Data that travels, again.

It's really quite surprising how many kinds of system you can build with traveling data and what range of tasks can be accomplished there.To me it is particularly surprising because the paradigm rarely comes to mind in a natural way. After all the most straightforward way of system building is to store the data somewhere in your system and then run multiple activities upon it. Unfortunately this approach usually creates close coupling between data and activities and even between activities or at least their execution sequence.
When a data moves activities can be totally decoupled from each other and even from the original piece of data that started the whole processing sequence. Imagine an event processing where event1 triggers activity1 and activity2. Then activities generate events of next generation with data enriched or transformed and these events trigger their own activities or just get ignored. Those system are very flexible - it's easy to add a new branch or a processor. If you use locality information to deploy event processor involved in the same chain close to each other the processing can be really fast. Obviously events should be relatively small, but if you combine event processing with a data storage solution you can have access to a much larger data object.
Events usually include several key pieces of meta- data to facilitate routing and monitoring: event type, creation time, TTL, creator etc.
On the other side of data traveling is map-reduce, which requires copying of rather large volumes of data. I find that one of most actively "growing" branches on map-reduce tree is HBASE highly suggestive of that paradigm viability. Basically it seems that moving large volumes of data is fine if there is no way you can avoid it. Otherwise pretty much anything else might be a better solution.

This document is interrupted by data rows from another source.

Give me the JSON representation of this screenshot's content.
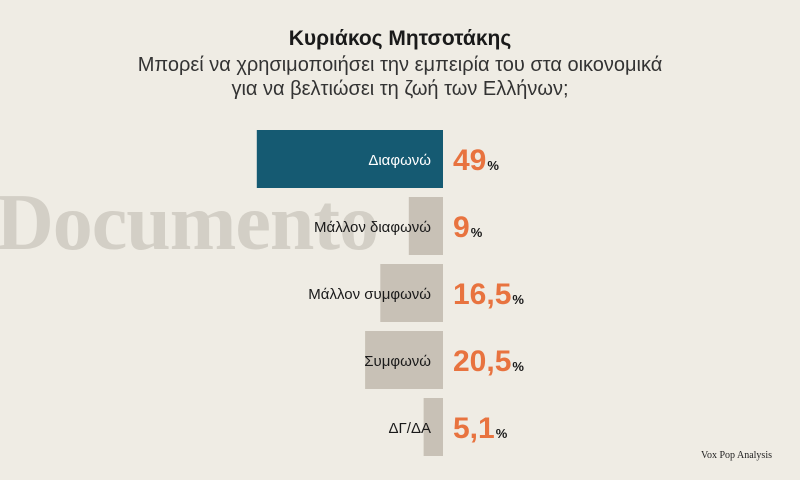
{
  "header": {
    "title": "Κυριάκος Μητσοτάκης",
    "subtitle_line1": "Μπορεί να χρησιμοποιήσει την εμπειρία του στα οικονομικά",
    "subtitle_line2": "για να βελτιώσει τη ζωή των Ελλήνων;"
  },
  "watermark": "Documento",
  "source": "Vox Pop Analysis",
  "colors": {
    "highlight_bar": "#155a72",
    "bar": "#c8c1b6",
    "value": "#e8733f",
    "background": "#efece4"
  },
  "chart_data": {
    "type": "bar",
    "orientation": "horizontal",
    "categories": [
      "Διαφωνώ",
      "Μάλλον διαφωνώ",
      "Μάλλον συμφωνώ",
      "Συμφωνώ",
      "ΔΓ/ΔΑ"
    ],
    "values": [
      49,
      9,
      16.5,
      20.5,
      5.1
    ],
    "value_labels": [
      "49",
      "9",
      "16,5",
      "20,5",
      "5,1"
    ],
    "unit": "%",
    "highlighted_index": 0,
    "title": "Κυριάκος Μητσοτάκης",
    "xlabel": "",
    "ylabel": ""
  }
}
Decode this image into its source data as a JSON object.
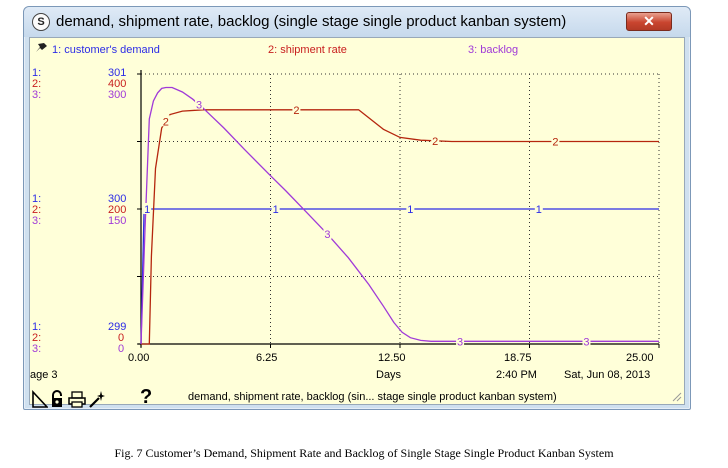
{
  "window": {
    "title": "demand, shipment rate, backlog (single stage single product kanban system)",
    "icon_letter": "S",
    "close_symbol": "✕"
  },
  "legend": {
    "series1": "1: customer's demand",
    "series2": "2: shipment rate",
    "series3": "3: backlog"
  },
  "axes": {
    "top": {
      "s1_tag": "1:",
      "s2_tag": "2:",
      "s3_tag": "3:",
      "s1": "301",
      "s2": "400",
      "s3": "300"
    },
    "mid": {
      "s1_tag": "1:",
      "s2_tag": "2:",
      "s3_tag": "3:",
      "s1": "300",
      "s2": "200",
      "s3": "150"
    },
    "bottom": {
      "s1_tag": "1:",
      "s2_tag": "2:",
      "s3_tag": "3:",
      "s1": "299",
      "s2": "0",
      "s3": "0"
    }
  },
  "footer": {
    "page": "age 3",
    "x_unit": "Days",
    "time": "2:40 PM",
    "date": "Sat, Jun 08, 2013",
    "status": "demand, shipment rate, backlog (sin... stage single product kanban system)",
    "help": "?"
  },
  "colors": {
    "s1": "#2c2ce6",
    "s2": "#b5260e",
    "s3": "#a03ad8",
    "background": "#ffffd9"
  },
  "chart_data": {
    "type": "line",
    "xlabel": "Days",
    "x_ticks": [
      "0.00",
      "6.25",
      "12.50",
      "18.75",
      "25.00"
    ],
    "xlim": [
      0,
      25
    ],
    "grid": true,
    "series": [
      {
        "name": "1: customer's demand",
        "ylim": [
          299,
          301
        ],
        "marker": "1",
        "x": [
          0,
          0.15,
          0.3,
          25
        ],
        "y": [
          299,
          300,
          300,
          300
        ]
      },
      {
        "name": "2: shipment rate",
        "ylim": [
          0,
          400
        ],
        "marker": "2",
        "x": [
          0,
          0.4,
          0.5,
          0.7,
          1.0,
          1.4,
          2.0,
          3.0,
          5.0,
          8.0,
          10.5,
          11.0,
          11.7,
          12.5,
          13.5,
          15,
          25
        ],
        "y": [
          0,
          0,
          130,
          260,
          320,
          340,
          345,
          347,
          347,
          347,
          347,
          335,
          318,
          306,
          302,
          300,
          300
        ]
      },
      {
        "name": "3: backlog",
        "ylim": [
          0,
          300
        ],
        "marker": "3",
        "x": [
          0,
          0.2,
          0.4,
          0.6,
          0.8,
          1.0,
          1.2,
          1.5,
          2.0,
          2.5,
          3.0,
          4.0,
          5.0,
          6.25,
          7.0,
          8.0,
          9.0,
          10.0,
          11.0,
          11.7,
          12.2,
          12.6,
          13.0,
          13.5,
          14,
          25
        ],
        "y": [
          0,
          130,
          250,
          270,
          279,
          284,
          285,
          285,
          280,
          272,
          262,
          240,
          216,
          187,
          170,
          146,
          122,
          96,
          66,
          42,
          24,
          13,
          7,
          4,
          3,
          3
        ]
      }
    ],
    "series_markers": [
      {
        "series": 0,
        "x": [
          0.3,
          6.5,
          13.0,
          19.2
        ]
      },
      {
        "series": 1,
        "x": [
          1.2,
          7.5,
          14.2,
          20.0
        ]
      },
      {
        "series": 2,
        "x": [
          2.8,
          9.0,
          15.4,
          21.5
        ]
      }
    ]
  }
}
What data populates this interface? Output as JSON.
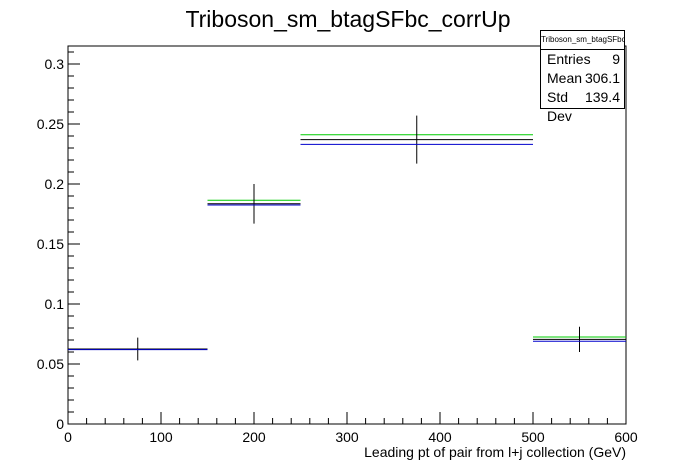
{
  "chart_data": {
    "type": "histogram",
    "title": "Triboson_sm_btagSFbc_corrUp",
    "xlabel": "Leading pt of pair from l+j collection (GeV)",
    "ylabel": "",
    "xlim": [
      0,
      600
    ],
    "ylim": [
      0,
      0.315
    ],
    "x_ticks": [
      0,
      100,
      200,
      300,
      400,
      500,
      600
    ],
    "y_ticks": [
      0,
      0.05,
      0.1,
      0.15,
      0.2,
      0.25,
      0.3
    ],
    "y_tick_labels": [
      "0",
      "0.05",
      "0.1",
      "0.15",
      "0.2",
      "0.25",
      "0.3"
    ],
    "bins": [
      {
        "low": 0,
        "high": 150,
        "center": 75
      },
      {
        "low": 150,
        "high": 250,
        "center": 200
      },
      {
        "low": 250,
        "high": 500,
        "center": 375
      },
      {
        "low": 500,
        "high": 600,
        "center": 550
      }
    ],
    "series": [
      {
        "color": "#00cc00",
        "values": [
          0.0625,
          0.1865,
          0.241,
          0.0725
        ],
        "errors": [
          0,
          0,
          0,
          0
        ]
      },
      {
        "color": "#000000",
        "values": [
          0.0625,
          0.1835,
          0.237,
          0.0705
        ],
        "errors": [
          0.0095,
          0.0165,
          0.02,
          0.0105
        ]
      },
      {
        "color": "#0000cc",
        "values": [
          0.062,
          0.1825,
          0.233,
          0.069
        ],
        "errors": [
          0,
          0,
          0,
          0
        ]
      }
    ],
    "grid": false,
    "stats": {
      "title": "Triboson_sm_btagSFbc_corrUp",
      "rows": [
        {
          "label": "Entries",
          "value": "9"
        },
        {
          "label": "Mean",
          "value": "306.1"
        },
        {
          "label": "Std Dev",
          "value": "139.4"
        }
      ]
    }
  }
}
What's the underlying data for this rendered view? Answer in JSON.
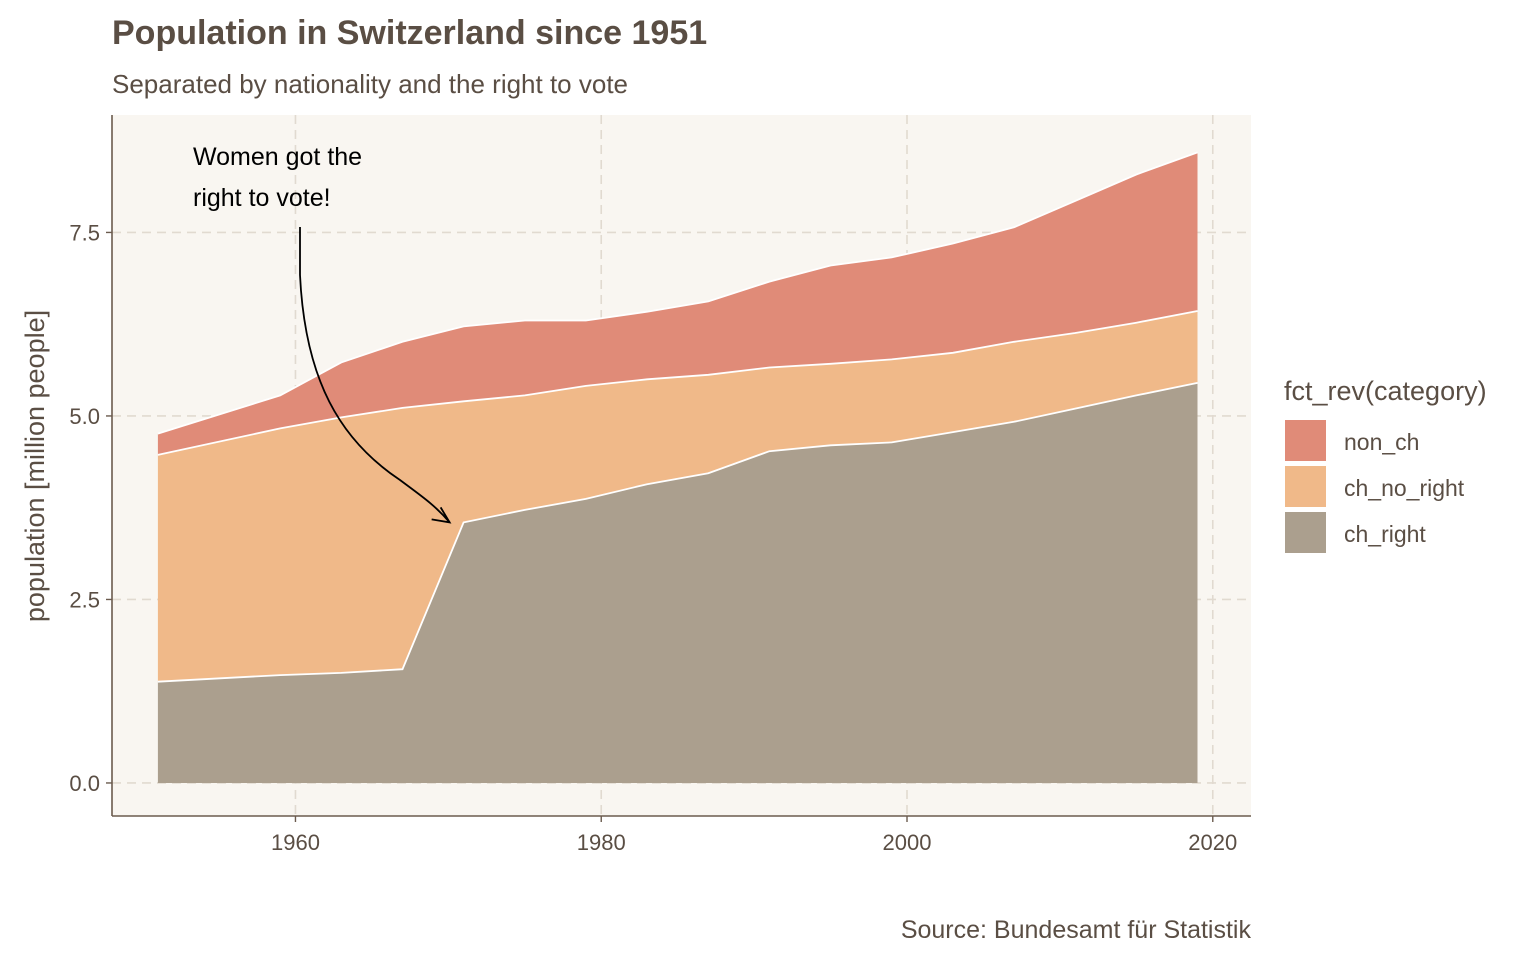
{
  "chart_data": {
    "type": "area",
    "stacked": true,
    "title": "Population in Switzerland since 1951",
    "subtitle": "Separated by nationality and the right to vote",
    "ylabel": "population [million people]",
    "xlabel": "",
    "caption": "Source: Bundesamt für Statistik",
    "annotation": {
      "lines": [
        "Women got the",
        "right to vote!"
      ],
      "arrow_to": {
        "x": 1971,
        "y": 3.55
      }
    },
    "xlim": [
      1948,
      2022.5
    ],
    "ylim": [
      -0.45,
      9.1
    ],
    "x_ticks": [
      1960,
      1980,
      2000,
      2020
    ],
    "x_tick_labels": [
      "1960",
      "1980",
      "2000",
      "2020"
    ],
    "y_ticks": [
      0,
      2.5,
      5,
      7.5
    ],
    "y_tick_labels": [
      "0.0",
      "2.5",
      "5.0",
      "7.5"
    ],
    "grid": true,
    "legend": {
      "title": "fct_rev(category)",
      "position": "right"
    },
    "x": [
      1951,
      1959,
      1963,
      1967,
      1971,
      1975,
      1979,
      1983,
      1987,
      1991,
      1995,
      1999,
      2003,
      2007,
      2011,
      2015,
      2019
    ],
    "series": [
      {
        "name": "ch_right",
        "color": "#ab9f8e",
        "values": [
          1.38,
          1.47,
          1.5,
          1.55,
          3.55,
          3.72,
          3.87,
          4.07,
          4.22,
          4.52,
          4.6,
          4.64,
          4.78,
          4.92,
          5.1,
          5.28,
          5.45
        ]
      },
      {
        "name": "ch_no_right",
        "color": "#f0b989",
        "values": [
          3.09,
          3.36,
          3.48,
          3.56,
          1.65,
          1.56,
          1.54,
          1.43,
          1.34,
          1.14,
          1.11,
          1.13,
          1.08,
          1.09,
          1.03,
          0.99,
          0.98
        ]
      },
      {
        "name": "non_ch",
        "color": "#e08b78",
        "values": [
          0.29,
          0.45,
          0.75,
          0.9,
          1.02,
          1.02,
          0.89,
          0.92,
          1.0,
          1.17,
          1.34,
          1.39,
          1.49,
          1.56,
          1.8,
          2.02,
          2.16
        ]
      }
    ]
  },
  "colors": {
    "panel_background": "#f9f6f1",
    "grid": "#e1dad0",
    "axis_line": "#6b5b4e",
    "text": "#5a4e44"
  }
}
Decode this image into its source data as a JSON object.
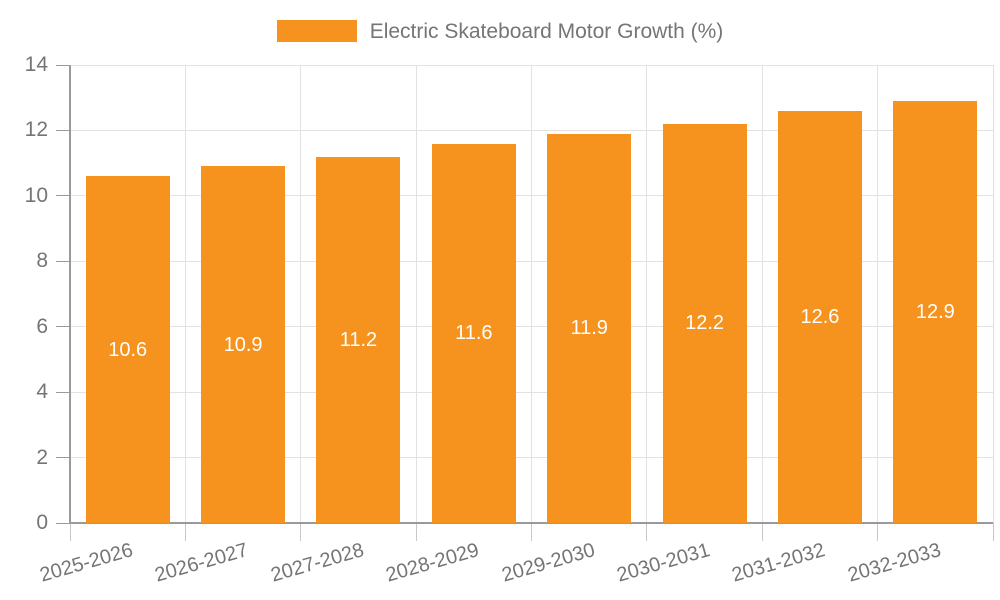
{
  "chart_data": {
    "type": "bar",
    "title": "Electric Skateboard Motor Growth (%)",
    "legend": {
      "label": "Electric Skateboard Motor Growth (%)",
      "position": "top"
    },
    "categories": [
      "2025-2026",
      "2026-2027",
      "2027-2028",
      "2028-2029",
      "2029-2030",
      "2030-2031",
      "2031-2032",
      "2032-2033"
    ],
    "values": [
      10.6,
      10.9,
      11.2,
      11.6,
      11.9,
      12.2,
      12.6,
      12.9
    ],
    "value_labels": [
      "10.6",
      "10.9",
      "11.2",
      "11.6",
      "11.9",
      "12.2",
      "12.6",
      "12.9"
    ],
    "xlabel": "",
    "ylabel": "",
    "ylim": [
      0,
      14
    ],
    "ytick_step": 2,
    "yticks": [
      0,
      2,
      4,
      6,
      8,
      10,
      12,
      14
    ],
    "grid": true,
    "colors": {
      "bar": "#F6921E",
      "value_label": "#FFFFFF",
      "grid": "#E2E2E2",
      "axis": "#9A9A9A",
      "x_tick": "#C8C8C8",
      "text": "#757575",
      "background": "#FFFFFF"
    }
  }
}
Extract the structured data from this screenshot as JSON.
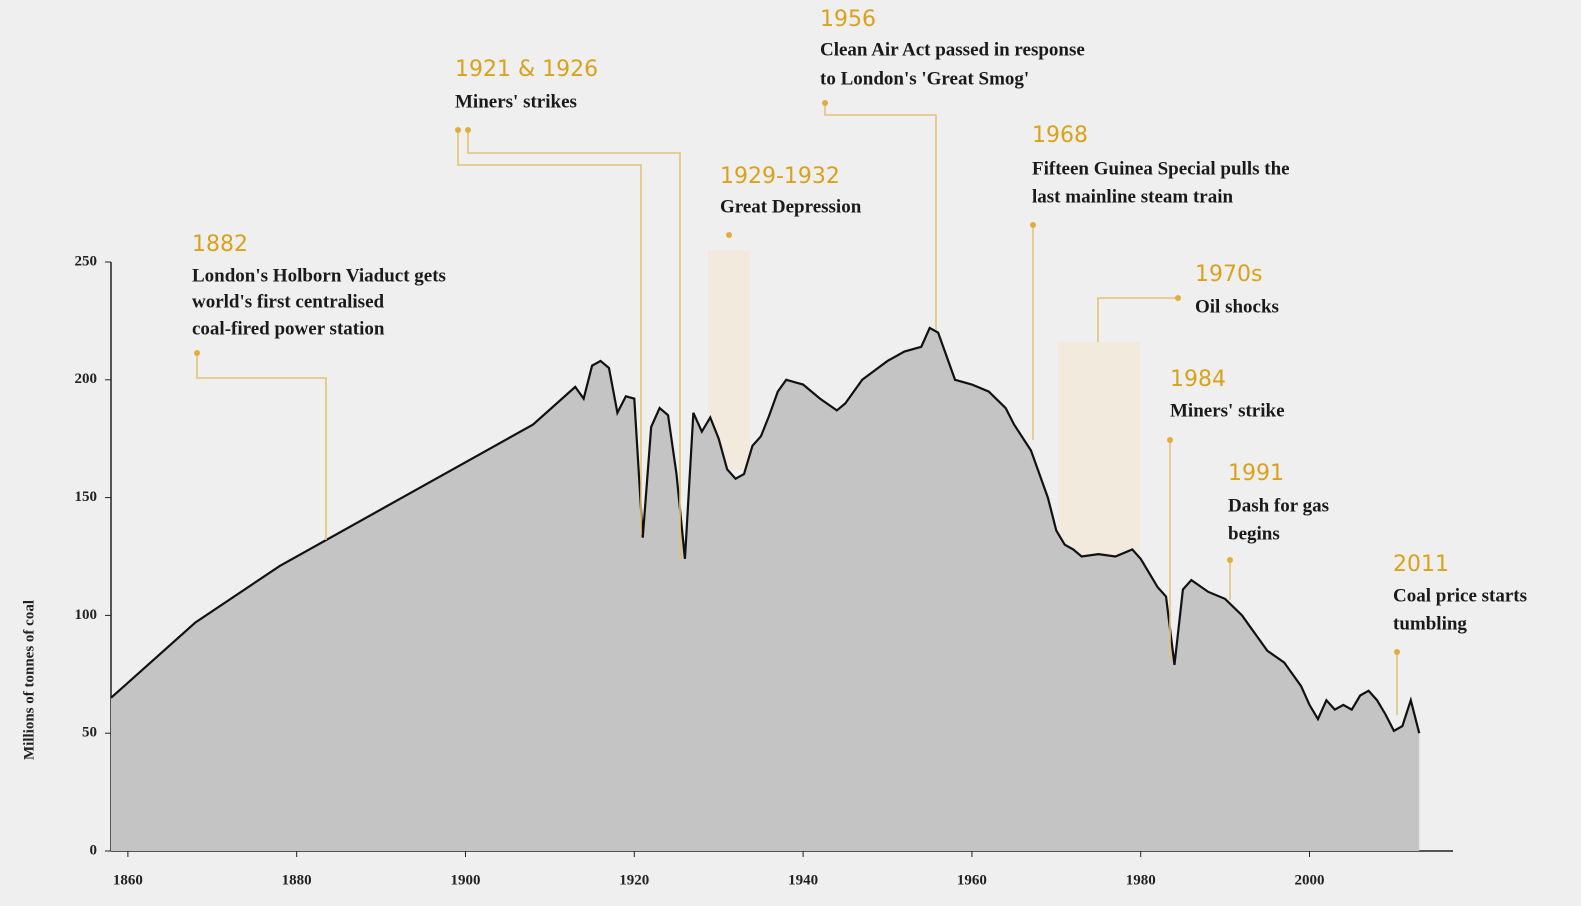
{
  "chart_data": {
    "type": "area",
    "y_label": "Millions of tonnes of coal",
    "x": [
      1858,
      1868,
      1878,
      1892,
      1908,
      1913,
      1914,
      1915,
      1916,
      1917,
      1918,
      1919,
      1920,
      1921,
      1922,
      1923,
      1924,
      1925,
      1926,
      1927,
      1928,
      1929,
      1930,
      1931,
      1932,
      1933,
      1934,
      1935,
      1936,
      1937,
      1938,
      1939,
      1940,
      1942,
      1944,
      1945,
      1947,
      1950,
      1952,
      1954,
      1955,
      1956,
      1958,
      1960,
      1962,
      1964,
      1965,
      1967,
      1969,
      1970,
      1971,
      1972,
      1973,
      1975,
      1977,
      1979,
      1980,
      1981,
      1982,
      1983,
      1984,
      1985,
      1986,
      1988,
      1990,
      1992,
      1993,
      1995,
      1997,
      1999,
      2000,
      2001,
      2002,
      2003,
      2004,
      2005,
      2006,
      2007,
      2008,
      2009,
      2010,
      2011,
      2012,
      2013
    ],
    "values": [
      65,
      97,
      121,
      149,
      181,
      197,
      192,
      206,
      208,
      205,
      186,
      193,
      192,
      133,
      180,
      188,
      185,
      160,
      124,
      186,
      178,
      184,
      175,
      162,
      158,
      160,
      172,
      176,
      185,
      195,
      200,
      199,
      198,
      192,
      187,
      190,
      200,
      208,
      212,
      214,
      222,
      220,
      200,
      198,
      195,
      188,
      181,
      170,
      150,
      136,
      130,
      128,
      125,
      126,
      125,
      128,
      124,
      118,
      112,
      108,
      79,
      111,
      115,
      110,
      107,
      100,
      95,
      85,
      80,
      70,
      62,
      56,
      64,
      60,
      62,
      60,
      66,
      68,
      64,
      58,
      51,
      53,
      64,
      50
    ],
    "color": "#111111",
    "fill": "#c4c4c4",
    "xlim": [
      1858,
      2017
    ],
    "ylim": [
      0,
      250
    ],
    "xticks": [
      1860,
      1880,
      1900,
      1920,
      1940,
      1960,
      1980,
      2000
    ],
    "yticks": [
      0,
      50,
      100,
      150,
      200,
      250
    ],
    "annotations": [
      {
        "year": "1882",
        "text": [
          "London's Holborn Viaduct gets",
          "world's first centralised",
          "coal-fired power station"
        ]
      },
      {
        "year": "1921 & 1926",
        "text": [
          "Miners' strikes"
        ]
      },
      {
        "year": "1929-1932",
        "text": [
          "Great Depression"
        ]
      },
      {
        "year": "1956",
        "text": [
          "Clean Air Act passed in response",
          "to London's 'Great Smog'"
        ]
      },
      {
        "year": "1968",
        "text": [
          "Fifteen Guinea Special pulls the",
          "last mainline steam train"
        ]
      },
      {
        "year": "1970s",
        "text": [
          "Oil shocks"
        ]
      },
      {
        "year": "1984",
        "text": [
          "Miners' strike"
        ]
      },
      {
        "year": "1991",
        "text": [
          "Dash for gas",
          "begins"
        ]
      },
      {
        "year": "2011",
        "text": [
          "Coal price starts",
          "tumbling"
        ]
      }
    ]
  }
}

Thursday, September 1, 2011

Dead? Very Dead?

This is one of the most complex areas in distributed software. How do you define "dead" and what do you do when a node begins to behave strangely? How do you detect brown-outs and network partitioning? What do you do when these thing hit? The list of questions can go on and on.
Traditionally the simplest solutions work the best. Set a timeout on communications between nodes writing the same key segment, when a timeout expires the node that has access to a quorum device lives on while the other one commits suicide (or goes into read-only mode). Of course, you need a good quorum device - usually a lock service based on Paxos is a good provider of that sort of things. Moving to read-only mode (and coming back from the dead remembering previous state of data on the node) sounds like a better option.  Unfortunately people often forget that the next step is the update from an active node. Update puts extra load on the active node and can (and in many implementations does) push the active node over if it was loaded well enough.
A node that never comes back from the dead (e.g. gets a drive formatted while returning to the service) is simpler, but you might lose data that way AND you still need to solve the problem of adding a node to the affected key segment.I personally favor a resurrection attempt because network partitioning happens much more often than a true death.